Maybe 'Sexing Hitler' can answer those questions for you. Based on the true story of how the Nazi Germany under the rule of Hitler invented inflatable pleasure dolls, 'Sexing Hitler' brings historical facts, fiction, and a love story together in one witty play.
It's WWII, and Europe is under the attack of not only extreme ideologies but also wide spread of syphilis. The nation's purity and army's vigor depends on careful sexual choices which is very hard to make in such difficult times. To protect its army, Hitler orders an invention of a substitution for female company. This substitution must inspire desire, be portable, and endure – to put it gently – extensive use.
Infamous Henrich Himmler, wonderfully portrayed by Andy Garrison, puts together a scientific team to create this object of desire. Scientists Dr. Arthur Rink (Parry Luellen) and Senta Schnieder (Marci Ramirez) launch on this daunting project to create the perfect woman, the ultimate mate, named Gynoid. During the process, the couple tries to answer ethical questions concerning the creation of a lifeless companion and end up falling love with each other.

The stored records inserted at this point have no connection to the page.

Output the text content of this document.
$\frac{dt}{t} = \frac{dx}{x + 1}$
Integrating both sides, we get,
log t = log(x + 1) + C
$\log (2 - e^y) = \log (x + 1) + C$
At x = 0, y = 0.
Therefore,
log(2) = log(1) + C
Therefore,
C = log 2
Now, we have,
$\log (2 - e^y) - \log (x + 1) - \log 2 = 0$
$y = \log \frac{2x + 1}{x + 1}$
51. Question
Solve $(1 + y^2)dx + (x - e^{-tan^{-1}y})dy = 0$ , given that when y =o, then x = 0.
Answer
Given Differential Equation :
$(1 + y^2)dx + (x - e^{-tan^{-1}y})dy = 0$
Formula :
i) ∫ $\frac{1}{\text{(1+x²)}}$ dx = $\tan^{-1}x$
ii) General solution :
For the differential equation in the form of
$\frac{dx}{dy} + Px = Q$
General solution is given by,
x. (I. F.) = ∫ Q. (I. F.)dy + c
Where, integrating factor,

Written collectively by playwright Bryan Colley and director Tara Varney, 'Sexing Hitler' is a clean, direct, and highly entertaining play. It is commendably performed by handful of actors, and with no set, unless you call a couple of wooden boxes a set. With not a dull moment in the performance, actors kept the audience with them throughout the story.
Kyle Dahlquist, Christian Hankel, Sergio Moreno and Richard Walker provided original music performed live with the play. Music accentuated the action and highlighted the dramatic sections successfully. However, the sound came across too soft occasionally and weakened the effect. Never-the-less the style was right and the band's accents were perfectly timed; they never missed a beat.
Incorporation of dance added an air of fantasy to the play. Lovely Amy Hurrelbrink's performance as a doll, both when she was static and dancing, was admirable.
"The Gertrude Fantasy" and "Hitler's address" were the highlights of the play.
With just the right amount of fiction and facts, the team offered a lighthearted approach on one of the darkest eras of world. They did not leave the audience with the burden of embarrassing judgments of history, but provoked curiosity, and inspired another look into the past.
Sexing Hitler is showing at Off Center Theater at Crown Center on 7/23, 7/24, 7/26, and 7/28. Show times can be found at kcfringe.org. You can also go to jupiterkansas.com to find out more about the show including interviews with the cast, the 'making of' extras, and even a "Hitler finds out about 'Sexing Hitler" version of the famous Hitler internet meme.